Another special feature of road construction is the great number of construction machines that already have a high degree of automation. Improving the efficiency of construction machines and quality assurance through digital technologies are not mutually exclusive. This enables shorter construction times as demanded by road construction authorities, as well as cost reductions for construction companies.

Depicting complex construction processes as comprehensive illustrations in a digital construction model will continue to gain importance for major infrastructure projects. The intention is to integrate all parties involved in the respective road construction project, allowing digital network planning and procedural steps as well as quality assurance with the help of modern information technologies. The main driving forces are construction machine manufacturers, providers of positioning systems and PPP-infrastructure projects that operate under considerable pressures of cost, time and quality. Major projects already apply individual digital elements such as positioning, measuring, networking and 3D control systems on construction machines. The goal is to integrate these isolated solutions into one holistic system. Demand will rise because construction companies recognise the advantages of a more efficient construction process control, reduced construction times and cost savings. Also, starting in 2020, the Federal authority in Germany intends to plan, tender and construct the first projects based on digital construction site models. At this point, BIM will become reality for road construction as well.

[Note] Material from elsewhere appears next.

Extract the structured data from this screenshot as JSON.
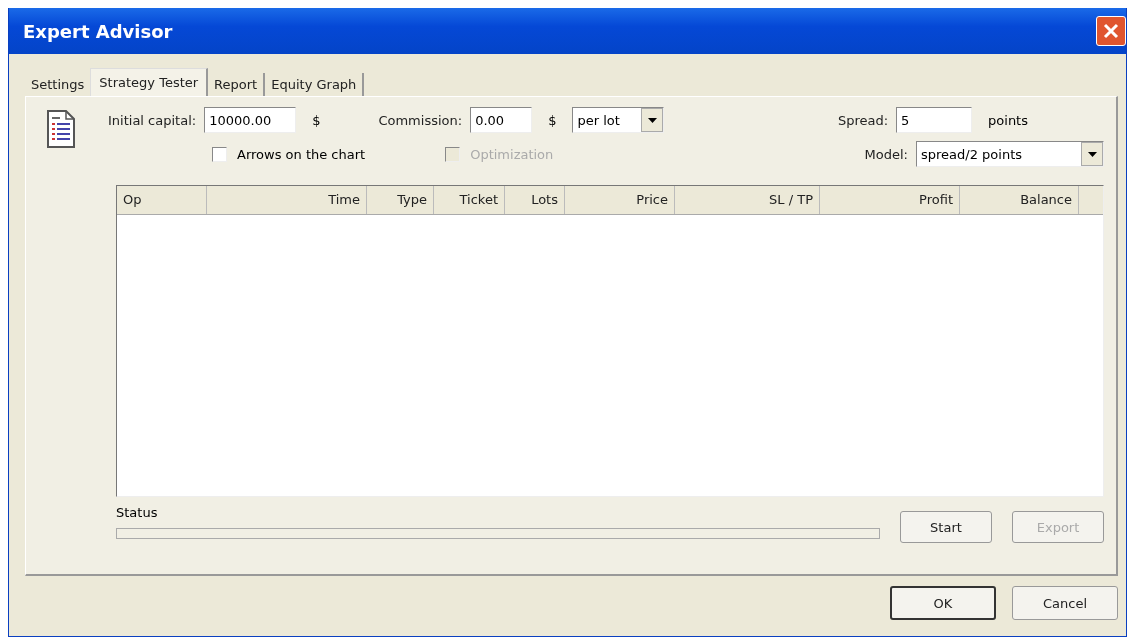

With BIM, contractors that manage a road construction project will benefit from an improved process control. All information on machine application, construction site planning, flow of materials and implementation quality can be provided in real time. This also provides a constant up-to-date target-actual comparison of the current construction process and allows for instant responses to changes.  

According to industry experts, digitalisation in road construction is picking up speed. Future investments and innovations need to be geared towards systems that do not limit the market, but permeate it. The focus should then be on the competitive advantages for clients and on the best possible quality management in road construction.